The bill, if approved by the Senate, would be the first major piece of postal reform legislation to make it through Congress in more than 15 years, and would address issues that stem from the last reform effort lawmakers passed in 2006.
House Oversight and Reform Committee Chairwoman Carolyn Maloney (D-N.Y.), who introduced the bill, said the legislation has more than 100 co-sponsors, almost evenly split between House Democrats and Republicans.
“This bill is an agreement to fix some of the serious problems that have been looming over the post office for years and threatening its financial stability,” Maloney said.
The bill has support from more than 200 organizations, including postal unions.
Committee Ranking Member James Comer (R-Ky.), a co-sponsor of the bill, said the legislation “bolsters Postal Service-led operational reforms that are already showing success with better revenue and delivery performance.”
“This targeted bill addresses the immediate needs of the Postal Service to help it succeed into the 21st century,” Comer said.
The legislation, like many other similar bills introduced in previous sessions of Congress, would eliminate a 2006 mandate for USPS to pre-fund retiree health benefits well into the future.
USPS expects eliminating this mandate would save the agency roughly $27 billion over 10 years.
Senate Homeland Security and Governmental Affairs Committee Chairman Gary Peters (D-Mich.), who introduced companion legislation, said the reform bill now has 14 Democratic and 14 Republican cosponsors in the Senate.
“Given the significant, bipartisan support for the same bill in the Senate, I expect to move quickly to vote on these critical reforms that will help ensure the Postal Service’s long-term success,” Peters said.
USPS has defaulted on scheduled payments to the retiree health fund since 2012, but still includes those payments in its annual financials.
The agency, in its fiscal 2021 financial report, said it is liable for $57 billion in payments to the retiree health benefits fund. The legislation, if passed, would cancel the agency’s obligation to make up those payments.
USPS, under the legislation, would instead return to an annual pay-as-you-go system for retiree health benefits.

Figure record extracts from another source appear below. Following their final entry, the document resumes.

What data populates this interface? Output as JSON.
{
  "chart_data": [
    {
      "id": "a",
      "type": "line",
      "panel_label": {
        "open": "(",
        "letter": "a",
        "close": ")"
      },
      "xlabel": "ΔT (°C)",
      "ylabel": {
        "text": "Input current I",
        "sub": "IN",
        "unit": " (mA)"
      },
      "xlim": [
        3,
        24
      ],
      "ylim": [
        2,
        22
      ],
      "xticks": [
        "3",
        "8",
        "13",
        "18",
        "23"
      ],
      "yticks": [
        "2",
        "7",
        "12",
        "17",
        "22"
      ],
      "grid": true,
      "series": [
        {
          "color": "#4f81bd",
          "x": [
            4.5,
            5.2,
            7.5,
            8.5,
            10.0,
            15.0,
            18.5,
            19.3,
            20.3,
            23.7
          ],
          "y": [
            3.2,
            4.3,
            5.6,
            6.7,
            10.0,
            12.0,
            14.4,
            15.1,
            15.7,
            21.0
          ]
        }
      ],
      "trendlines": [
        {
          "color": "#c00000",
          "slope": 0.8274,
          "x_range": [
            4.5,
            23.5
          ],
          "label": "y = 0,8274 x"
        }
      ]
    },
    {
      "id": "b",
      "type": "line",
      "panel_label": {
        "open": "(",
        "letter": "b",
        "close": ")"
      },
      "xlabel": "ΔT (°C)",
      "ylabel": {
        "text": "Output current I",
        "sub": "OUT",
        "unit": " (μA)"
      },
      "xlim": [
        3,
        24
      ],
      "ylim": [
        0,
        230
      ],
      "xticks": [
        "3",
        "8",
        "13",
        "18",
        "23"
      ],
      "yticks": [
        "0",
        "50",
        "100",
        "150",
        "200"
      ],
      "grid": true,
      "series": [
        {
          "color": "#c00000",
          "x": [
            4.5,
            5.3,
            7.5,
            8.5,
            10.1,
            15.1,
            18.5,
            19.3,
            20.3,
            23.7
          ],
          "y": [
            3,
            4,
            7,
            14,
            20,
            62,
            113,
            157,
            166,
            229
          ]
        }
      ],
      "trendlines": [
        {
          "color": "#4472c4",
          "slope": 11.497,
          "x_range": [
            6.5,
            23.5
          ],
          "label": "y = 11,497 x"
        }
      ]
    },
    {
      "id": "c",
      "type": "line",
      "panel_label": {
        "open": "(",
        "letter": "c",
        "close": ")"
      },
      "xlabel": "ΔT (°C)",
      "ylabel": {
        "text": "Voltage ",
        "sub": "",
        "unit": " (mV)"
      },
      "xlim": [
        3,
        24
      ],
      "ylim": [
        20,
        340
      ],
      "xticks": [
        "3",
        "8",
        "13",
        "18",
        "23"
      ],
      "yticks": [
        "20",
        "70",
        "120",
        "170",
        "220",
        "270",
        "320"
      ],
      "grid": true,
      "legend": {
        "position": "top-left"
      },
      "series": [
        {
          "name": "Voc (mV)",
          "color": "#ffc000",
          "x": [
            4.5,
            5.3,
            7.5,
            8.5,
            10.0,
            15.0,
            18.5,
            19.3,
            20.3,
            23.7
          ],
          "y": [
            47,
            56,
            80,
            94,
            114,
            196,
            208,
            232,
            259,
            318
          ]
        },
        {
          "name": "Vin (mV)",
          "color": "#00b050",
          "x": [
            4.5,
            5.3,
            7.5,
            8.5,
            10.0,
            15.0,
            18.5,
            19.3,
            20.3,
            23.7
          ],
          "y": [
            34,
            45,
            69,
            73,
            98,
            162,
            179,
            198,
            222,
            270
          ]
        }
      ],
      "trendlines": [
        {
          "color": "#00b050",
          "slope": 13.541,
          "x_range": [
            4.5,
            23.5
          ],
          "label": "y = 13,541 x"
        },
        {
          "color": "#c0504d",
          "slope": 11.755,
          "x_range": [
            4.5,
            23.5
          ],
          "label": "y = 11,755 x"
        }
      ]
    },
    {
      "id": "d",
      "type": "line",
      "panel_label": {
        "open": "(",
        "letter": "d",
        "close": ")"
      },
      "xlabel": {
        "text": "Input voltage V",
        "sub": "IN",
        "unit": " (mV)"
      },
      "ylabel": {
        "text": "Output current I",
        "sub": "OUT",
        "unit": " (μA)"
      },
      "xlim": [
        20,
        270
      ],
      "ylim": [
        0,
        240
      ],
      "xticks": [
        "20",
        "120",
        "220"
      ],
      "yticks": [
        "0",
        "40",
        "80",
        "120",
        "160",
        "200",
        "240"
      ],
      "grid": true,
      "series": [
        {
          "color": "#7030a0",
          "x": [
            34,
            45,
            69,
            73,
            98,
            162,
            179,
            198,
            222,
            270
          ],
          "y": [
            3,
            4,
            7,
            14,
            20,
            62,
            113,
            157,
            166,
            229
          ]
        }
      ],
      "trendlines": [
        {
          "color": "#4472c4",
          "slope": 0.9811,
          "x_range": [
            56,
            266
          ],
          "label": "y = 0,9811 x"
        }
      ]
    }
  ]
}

The legislation would require future postal retirees to enroll in Medicare, a provision that would save USPS about $22.6 billion over the next decade.
About a quarter of postal retirees don’t enroll in Medicare even though they are eligible, which results in USPS paying higher premiums than other public or private-sector employers.
Next to the rest of the federal government, USPS is the largest contributor to the Medicare trust fund in the country.
Comer said the Postal Service Reform Act would help USPS save money by having Medicare, not the agency, serve as the primary payer for retiree health benefits.
“Congress has told the Postal Service it has to act like a business, and this is not something businesses do,” Comer said.
House Majority Leader Steny Hoyer (D-Md.) said Tuesday’s vote reflects postal reform efforts in Congress that have been “decades in the making.”
“The Postal Service will be better. Postal workers will be better, and the American community that utilizes and relies on the Postal Service will have greater security and greater service,” Hoyer said.
House and Senate lawmakers have introduced similar postal reform bills in previous sessions of Congress, but few have made it this far.
USPS welcomes ‘long-overdue’ reform bill
Postmaster General Louis DeJoy applauded the House for making “this long-overdue legislation a reality,” during a meeting of the USPS Board of Governors, and urged the Senate to quickly advance the legislation.
“If passed by the Senate, this legislation will have the same operational and financial impacts as the self-help steps we are taking at the Postal Service to provide the American people with the delivery service they expect and deserve,” DeJoy said in a statement following the House vote.
USPS board member Ron Stroman, a former deputy postmaster general, said the postal reform legislation would save the agency a significant amount of money, and would allow USPS to commit to capital investment projects.
However, Stroman said that IT infrastructure is “badly under-capitalized and in desperate need of reform.”
“That is why it is so vital for the Congress to quickly pass the Postal Service Reform Act. This bill will free the Postal Service from the unfair and unprecedented health benefit mandates that have handcuffed the Postal Service for well over a decade,” Stroman said
USPS ended the first quarter of fiscal 2022 with a $1.5 billion loss. The agency typically shows its best financial performance in the first-quarter results, since they include revenue and expenses from its peak holiday operations.
USPS generated $21.3 billion in revenue for the quarter, a nearly 1% decrease from FY 2021. The agency also saw total mail volume decrease by 1.5 billion pieces, a more than 4% decrease compared to the same period last year.
USPS saw revenue for first-class mail, its most profitable product, increase by $160 million compared to the same period last year, despite a volume decline of 529 million pieces compared to FY 2021 — a nearly 4% decrease.